Predictions 2026: The Future of Global Technology Leadership
Forrester
2026 will not be for the faint of heart — or the weak on a budget. Tech leaders are about to face a year that’s part roller coaster, part chess match and part comedy. According to Forrester research, most CIOs will have more budget, but also more headaches, more volatility and more pressure to prove that every dollar spent is worth its weight in gold-plated AI chips. Here are three of our predictions for 2026 to help you chart your course:
- A quarter of CIOs will be called upon to rescue business-driven AI failures in their organization. Representative systems promise to automate tasks and empower employees, but when adoption delays and accuracy errors mount, CEOs will turn to their CTOs to fix failed AI projects. Already, 39% of AI decision makers say their CIO or CTO leads their AI technology strategy, and 21% lead their AI business strategy. These numbers are set to double as organizations realize that technology leaders are better positioned to coordinate the teams needed for successful AI agents. CIOs will need to establish governance, curate data and insights, design user experiences, and manage the quality of outcomes. CEOs cannot wait for a high-profile ethics or policy failure to take action. Technology leaders need to strengthen governance and scenario planning now to avoid costly mistakes.
- Two-thirds of CIOs will need to justify budgets by linking technology spending to business value. CIOs drive business value with their technology strategy, but communication with CEOs and business leaders often gets lost in translation. Matching technology services to the business capabilities that support strategy is difficult — only about a third of businesses do so today. As technology spending grows faster than inflation due to artificial intelligence, the cloud and security, the C-suite will force technology leaders to focus on value. CIOs should adopt IT funding frameworks such as technology business management, matching total technology spend to business capabilities and practices such as FinOps, to drive variable costs such as cloud. AI can accelerate this mandate by using agents to automate mapping and rendering. In 2026, CIOs must be fluent in the language of business value.
- One-third of CIOs will adopt gig-worker protocols and agents to support multitasking IT employees. CIOs will adapt to new team structures made up of AI agents, gig workers and employees with multiple jobs. Due to job dissatisfaction, layoff volatility, and AI automation threats, IT employees will seek to maximize compensation and security by multitasking. CIOs will respond by creating a vision that leaves no worker behind, scaling the use of AI-assisted development agents, and establishing gig-worker protocols that meet enterprise standards. Leadership teams will need to optimize human expertise alongside the AI reengineering process. The best CIOs will support job security and demonstrate that they will not shed valuable employees as automation increases. Coping with workforce pressure will require stronger engagement, career development and competitive compensation.

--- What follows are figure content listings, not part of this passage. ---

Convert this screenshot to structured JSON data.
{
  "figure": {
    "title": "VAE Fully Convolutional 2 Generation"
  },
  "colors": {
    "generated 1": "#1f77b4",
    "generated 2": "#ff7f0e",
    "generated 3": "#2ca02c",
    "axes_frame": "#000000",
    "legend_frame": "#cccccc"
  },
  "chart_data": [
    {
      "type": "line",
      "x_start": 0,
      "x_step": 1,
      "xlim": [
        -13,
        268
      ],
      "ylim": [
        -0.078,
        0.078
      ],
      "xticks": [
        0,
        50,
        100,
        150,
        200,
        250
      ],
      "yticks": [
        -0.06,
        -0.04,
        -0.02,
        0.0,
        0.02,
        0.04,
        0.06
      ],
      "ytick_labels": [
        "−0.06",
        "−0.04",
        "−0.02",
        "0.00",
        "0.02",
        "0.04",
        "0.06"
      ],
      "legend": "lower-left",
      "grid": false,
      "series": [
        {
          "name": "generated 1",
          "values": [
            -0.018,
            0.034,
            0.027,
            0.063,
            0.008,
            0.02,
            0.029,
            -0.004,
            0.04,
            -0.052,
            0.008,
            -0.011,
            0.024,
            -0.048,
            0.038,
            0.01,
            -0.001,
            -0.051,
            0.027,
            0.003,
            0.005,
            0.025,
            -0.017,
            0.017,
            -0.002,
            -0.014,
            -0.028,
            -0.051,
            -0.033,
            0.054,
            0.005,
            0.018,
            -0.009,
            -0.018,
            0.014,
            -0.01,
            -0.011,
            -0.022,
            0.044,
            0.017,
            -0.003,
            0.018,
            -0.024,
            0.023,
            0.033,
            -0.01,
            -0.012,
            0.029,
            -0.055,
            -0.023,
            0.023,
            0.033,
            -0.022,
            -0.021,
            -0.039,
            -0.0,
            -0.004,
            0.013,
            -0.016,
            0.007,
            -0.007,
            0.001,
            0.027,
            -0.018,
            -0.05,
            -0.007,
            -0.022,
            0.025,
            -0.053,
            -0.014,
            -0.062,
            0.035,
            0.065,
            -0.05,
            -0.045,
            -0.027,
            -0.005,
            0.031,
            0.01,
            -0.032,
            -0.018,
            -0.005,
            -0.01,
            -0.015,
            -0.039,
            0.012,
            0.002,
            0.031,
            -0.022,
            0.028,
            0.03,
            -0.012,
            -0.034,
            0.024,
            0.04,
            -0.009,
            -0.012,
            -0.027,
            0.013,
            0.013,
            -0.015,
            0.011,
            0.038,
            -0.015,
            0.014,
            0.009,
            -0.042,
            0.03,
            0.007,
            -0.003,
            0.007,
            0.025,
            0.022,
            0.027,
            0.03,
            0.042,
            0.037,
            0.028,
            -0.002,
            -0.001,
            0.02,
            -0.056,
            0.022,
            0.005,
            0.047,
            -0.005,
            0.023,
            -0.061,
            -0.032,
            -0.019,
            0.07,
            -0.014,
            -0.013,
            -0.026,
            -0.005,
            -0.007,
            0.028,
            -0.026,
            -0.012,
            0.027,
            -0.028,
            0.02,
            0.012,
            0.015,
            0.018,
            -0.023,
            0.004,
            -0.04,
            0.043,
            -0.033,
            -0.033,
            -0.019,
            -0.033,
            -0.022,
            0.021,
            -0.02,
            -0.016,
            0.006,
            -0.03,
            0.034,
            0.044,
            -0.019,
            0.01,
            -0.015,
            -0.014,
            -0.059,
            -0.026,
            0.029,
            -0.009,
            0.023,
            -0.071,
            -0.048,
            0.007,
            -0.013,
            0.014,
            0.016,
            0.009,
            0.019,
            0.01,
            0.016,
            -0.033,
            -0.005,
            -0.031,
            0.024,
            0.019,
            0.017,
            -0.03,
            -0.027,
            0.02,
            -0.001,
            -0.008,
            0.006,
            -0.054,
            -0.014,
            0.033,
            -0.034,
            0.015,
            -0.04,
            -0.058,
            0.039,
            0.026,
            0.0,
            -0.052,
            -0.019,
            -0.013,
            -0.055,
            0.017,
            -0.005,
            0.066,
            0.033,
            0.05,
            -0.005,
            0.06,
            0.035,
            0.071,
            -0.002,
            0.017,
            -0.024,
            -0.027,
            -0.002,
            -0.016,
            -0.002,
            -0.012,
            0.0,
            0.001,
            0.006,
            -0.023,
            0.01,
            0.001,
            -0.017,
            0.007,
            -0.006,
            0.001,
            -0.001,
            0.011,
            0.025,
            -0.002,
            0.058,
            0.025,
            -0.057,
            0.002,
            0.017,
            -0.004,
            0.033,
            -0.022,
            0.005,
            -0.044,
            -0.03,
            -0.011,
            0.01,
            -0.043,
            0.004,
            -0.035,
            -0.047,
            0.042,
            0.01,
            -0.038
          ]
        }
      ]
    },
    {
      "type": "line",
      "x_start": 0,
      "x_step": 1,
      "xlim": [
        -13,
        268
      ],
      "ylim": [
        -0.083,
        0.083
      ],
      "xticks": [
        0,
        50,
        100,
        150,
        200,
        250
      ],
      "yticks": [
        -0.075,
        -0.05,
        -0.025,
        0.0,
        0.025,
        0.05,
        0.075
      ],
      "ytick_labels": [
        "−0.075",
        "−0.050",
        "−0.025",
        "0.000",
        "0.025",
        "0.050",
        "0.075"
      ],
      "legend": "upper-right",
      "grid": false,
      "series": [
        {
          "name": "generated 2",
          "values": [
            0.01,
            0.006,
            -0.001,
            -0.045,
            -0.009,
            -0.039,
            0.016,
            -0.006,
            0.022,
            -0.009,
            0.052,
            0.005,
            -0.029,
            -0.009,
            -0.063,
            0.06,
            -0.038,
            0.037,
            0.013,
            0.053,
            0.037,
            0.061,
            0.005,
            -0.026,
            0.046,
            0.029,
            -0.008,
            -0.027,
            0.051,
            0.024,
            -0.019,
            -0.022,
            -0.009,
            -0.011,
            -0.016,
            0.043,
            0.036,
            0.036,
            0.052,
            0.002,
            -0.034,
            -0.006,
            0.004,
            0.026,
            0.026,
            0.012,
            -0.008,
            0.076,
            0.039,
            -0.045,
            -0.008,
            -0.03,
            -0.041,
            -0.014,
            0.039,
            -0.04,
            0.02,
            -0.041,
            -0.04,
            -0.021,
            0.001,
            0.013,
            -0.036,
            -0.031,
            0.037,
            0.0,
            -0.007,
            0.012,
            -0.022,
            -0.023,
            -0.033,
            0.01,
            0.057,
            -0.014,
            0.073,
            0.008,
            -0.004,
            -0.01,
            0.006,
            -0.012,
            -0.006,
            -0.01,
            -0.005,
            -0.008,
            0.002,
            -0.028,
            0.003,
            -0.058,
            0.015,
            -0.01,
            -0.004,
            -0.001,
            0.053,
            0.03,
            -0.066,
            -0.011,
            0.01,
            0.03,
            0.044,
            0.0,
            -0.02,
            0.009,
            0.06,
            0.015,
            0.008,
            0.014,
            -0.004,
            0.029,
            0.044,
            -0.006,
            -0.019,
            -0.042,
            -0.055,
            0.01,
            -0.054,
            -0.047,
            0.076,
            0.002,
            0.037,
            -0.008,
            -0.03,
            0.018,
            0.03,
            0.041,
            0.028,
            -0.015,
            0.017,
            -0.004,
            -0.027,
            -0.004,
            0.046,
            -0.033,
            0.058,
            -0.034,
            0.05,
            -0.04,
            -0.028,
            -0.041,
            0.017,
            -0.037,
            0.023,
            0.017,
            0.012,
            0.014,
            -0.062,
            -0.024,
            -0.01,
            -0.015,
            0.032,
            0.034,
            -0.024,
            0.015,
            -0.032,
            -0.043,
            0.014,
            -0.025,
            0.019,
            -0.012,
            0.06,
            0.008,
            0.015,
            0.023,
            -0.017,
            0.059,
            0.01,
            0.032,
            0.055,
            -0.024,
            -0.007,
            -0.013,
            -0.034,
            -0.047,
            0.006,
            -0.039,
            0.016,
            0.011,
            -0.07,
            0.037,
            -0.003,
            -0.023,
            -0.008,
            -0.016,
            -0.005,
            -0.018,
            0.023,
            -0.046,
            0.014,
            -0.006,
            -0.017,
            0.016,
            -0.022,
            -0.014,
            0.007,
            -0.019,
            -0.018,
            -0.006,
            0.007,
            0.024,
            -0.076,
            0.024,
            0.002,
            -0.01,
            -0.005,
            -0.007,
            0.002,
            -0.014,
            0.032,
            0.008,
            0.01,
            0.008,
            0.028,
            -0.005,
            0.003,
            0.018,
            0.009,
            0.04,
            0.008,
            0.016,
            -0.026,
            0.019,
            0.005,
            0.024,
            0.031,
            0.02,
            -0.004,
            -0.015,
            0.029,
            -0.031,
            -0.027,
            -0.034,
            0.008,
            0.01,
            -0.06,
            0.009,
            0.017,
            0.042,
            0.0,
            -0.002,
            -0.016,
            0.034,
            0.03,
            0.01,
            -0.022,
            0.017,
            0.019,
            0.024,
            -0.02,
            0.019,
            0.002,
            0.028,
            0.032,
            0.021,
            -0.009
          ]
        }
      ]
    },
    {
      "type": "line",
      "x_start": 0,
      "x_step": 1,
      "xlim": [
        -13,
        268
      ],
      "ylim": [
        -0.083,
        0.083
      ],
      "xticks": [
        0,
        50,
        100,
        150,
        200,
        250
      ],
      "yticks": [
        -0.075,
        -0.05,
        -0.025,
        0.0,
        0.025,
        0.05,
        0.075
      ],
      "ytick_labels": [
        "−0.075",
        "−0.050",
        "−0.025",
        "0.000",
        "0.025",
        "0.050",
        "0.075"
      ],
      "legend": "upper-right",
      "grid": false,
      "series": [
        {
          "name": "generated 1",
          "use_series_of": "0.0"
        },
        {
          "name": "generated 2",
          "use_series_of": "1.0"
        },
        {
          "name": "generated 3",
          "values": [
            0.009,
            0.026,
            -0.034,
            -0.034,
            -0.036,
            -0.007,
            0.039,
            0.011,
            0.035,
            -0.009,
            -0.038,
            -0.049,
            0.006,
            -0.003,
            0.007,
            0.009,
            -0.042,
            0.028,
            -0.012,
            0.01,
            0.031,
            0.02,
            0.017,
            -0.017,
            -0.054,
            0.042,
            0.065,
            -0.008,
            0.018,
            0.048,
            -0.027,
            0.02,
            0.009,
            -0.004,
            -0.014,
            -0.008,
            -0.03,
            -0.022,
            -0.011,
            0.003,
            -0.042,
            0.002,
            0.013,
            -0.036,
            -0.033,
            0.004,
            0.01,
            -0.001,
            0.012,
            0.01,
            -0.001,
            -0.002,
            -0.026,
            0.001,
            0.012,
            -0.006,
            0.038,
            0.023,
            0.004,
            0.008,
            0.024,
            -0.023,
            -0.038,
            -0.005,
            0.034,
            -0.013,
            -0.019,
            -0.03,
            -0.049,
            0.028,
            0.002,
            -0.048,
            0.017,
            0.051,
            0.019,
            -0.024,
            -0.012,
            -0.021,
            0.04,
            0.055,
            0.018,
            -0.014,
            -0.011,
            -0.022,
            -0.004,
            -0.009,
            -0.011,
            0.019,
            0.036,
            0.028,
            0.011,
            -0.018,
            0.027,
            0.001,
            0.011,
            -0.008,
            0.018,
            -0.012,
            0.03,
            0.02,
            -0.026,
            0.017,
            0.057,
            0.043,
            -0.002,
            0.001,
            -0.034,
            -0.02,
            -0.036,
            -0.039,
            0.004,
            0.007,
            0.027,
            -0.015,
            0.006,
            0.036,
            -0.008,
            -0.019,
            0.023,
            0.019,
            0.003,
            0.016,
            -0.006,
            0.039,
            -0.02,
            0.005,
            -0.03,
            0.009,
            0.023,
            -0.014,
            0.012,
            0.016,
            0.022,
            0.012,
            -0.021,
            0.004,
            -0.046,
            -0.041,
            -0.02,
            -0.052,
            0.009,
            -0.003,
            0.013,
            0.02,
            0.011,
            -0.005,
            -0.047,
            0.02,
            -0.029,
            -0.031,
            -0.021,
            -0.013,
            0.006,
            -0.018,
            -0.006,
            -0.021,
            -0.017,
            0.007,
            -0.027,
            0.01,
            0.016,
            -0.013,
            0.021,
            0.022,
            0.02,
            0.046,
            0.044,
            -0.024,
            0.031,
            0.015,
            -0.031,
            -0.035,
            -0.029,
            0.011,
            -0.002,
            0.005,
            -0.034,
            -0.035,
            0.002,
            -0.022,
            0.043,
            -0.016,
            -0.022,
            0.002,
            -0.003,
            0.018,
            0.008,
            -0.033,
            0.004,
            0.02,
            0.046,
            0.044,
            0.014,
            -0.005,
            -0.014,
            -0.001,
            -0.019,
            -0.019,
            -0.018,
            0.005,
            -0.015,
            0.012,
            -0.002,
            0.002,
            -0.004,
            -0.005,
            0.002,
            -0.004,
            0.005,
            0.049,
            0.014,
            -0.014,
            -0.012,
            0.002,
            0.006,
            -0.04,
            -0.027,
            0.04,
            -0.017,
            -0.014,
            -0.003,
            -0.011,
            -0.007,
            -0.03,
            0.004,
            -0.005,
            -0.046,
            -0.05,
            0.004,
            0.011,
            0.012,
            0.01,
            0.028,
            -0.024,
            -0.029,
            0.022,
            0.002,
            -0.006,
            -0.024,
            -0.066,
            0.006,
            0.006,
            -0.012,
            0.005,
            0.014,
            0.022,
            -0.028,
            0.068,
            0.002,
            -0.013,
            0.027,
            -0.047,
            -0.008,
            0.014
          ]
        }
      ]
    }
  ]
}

Volatility: The only sure thing in 2026
If there’s one thing tech leaders can count on in 2026, it’s that nothing will stay the same for long. Volatility isn’t just a buzzword. is the dominant theme of the current era. Whether you’re talking about AI projects that have started, budgets that need to be justified in three languages, or your best developer as a gig worker (and maybe an AI agent on the weekends), unpredictability will be the norm.
So what’s the survival kit for this wild roller coaster ride? First, keep your governance toolkit handy for those surprise AI rescues. Second, learn to speak “business value” fluently, because your CFO will want more than smoke and mirrors. And finally, embrace the new normal: your workforce will be a mix of humans, robots, and gig workers. Managing this workforce mix will require an increased focus on your team’s leadership skills.
2026 will reward leaders who treat volatility as a feature rather than a bug. If you can laugh when your AI bot schedules a meeting with your office factory, pivot when your budget is challenged, and keep your team together even when half of them are working from a beach somewhere, you’re ready for what’s next. The future is unpredictable, but with a little flexibility (and maybe a sense of humor), you’ll be set to thrive.